Written By DNA Web Team | Updated:

Indonesian officials have refused to allow 78 Sri Lankan asylum seekers to get off the Australian ship that rescued them from the high seas more than a week ago.

Indonesian officials have refused to allow 78 Sri Lankan asylum seekers to get off the Australian ship that rescued them from the high seas more than a week ago, complicating efforts between the countries to deal with a surge in boat people.

The ethnic Tamils including women and children were drifting in a wooden boat with a broken engine in international waters near Indonesia when they were picked up by the Australian Customs Service ship. They were taken to Bintan island to be assessed under UN refugee rules at an immigration detention center.

But the local government has not granted approval for the Sri Lankans to disembark, said I Gde Widiarta, a law and human rights official in Riau Kepulauan province. The island is about 1,000 km north of Jakarta and across the Singapore Strait from Singapore.

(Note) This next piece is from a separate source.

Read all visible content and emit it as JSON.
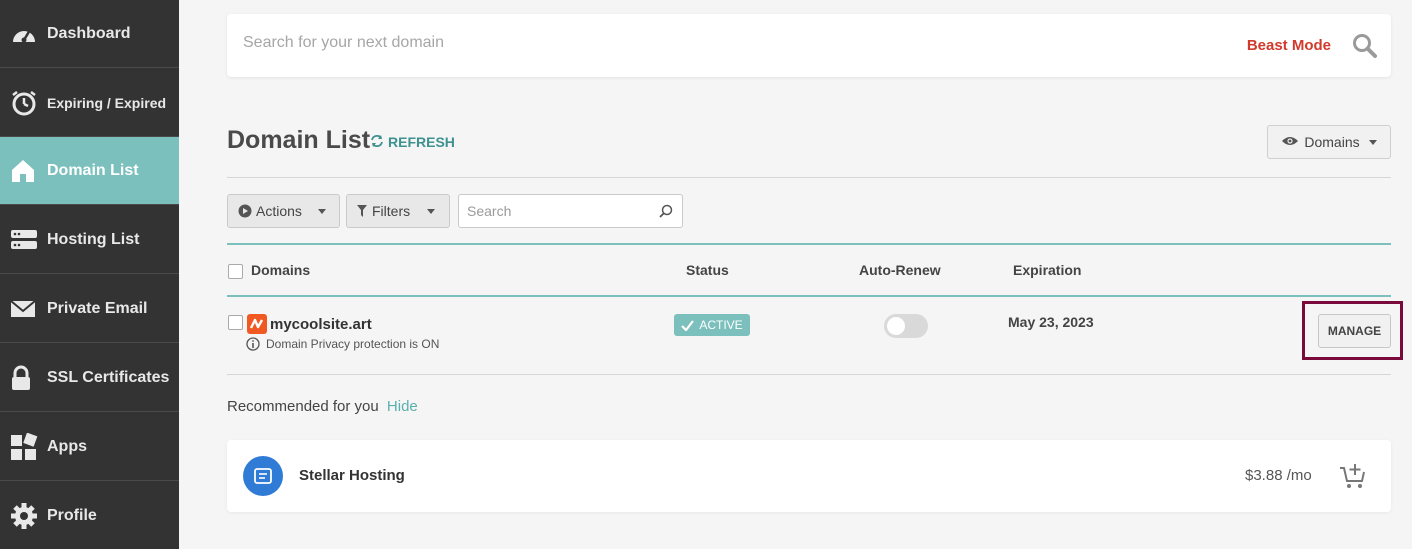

Foreign ministry spokesman Teuku Faizasyah said yesterday that talks were underway between Jakarta and local government officials.

"We are trying to convince (them) that our aim to help the 78 asylum seekers is merely based on humanitarian grounds," Faizasyah said.

Australian foreign minister Stephen Smith said today that Indonesian president Susilo Bambang Yudhoyono had told Australian prime minister Kevin Rudd that Indonesia would take the asylum seekers, and that expected that the local  governor would eventually "do what the president directs him to do".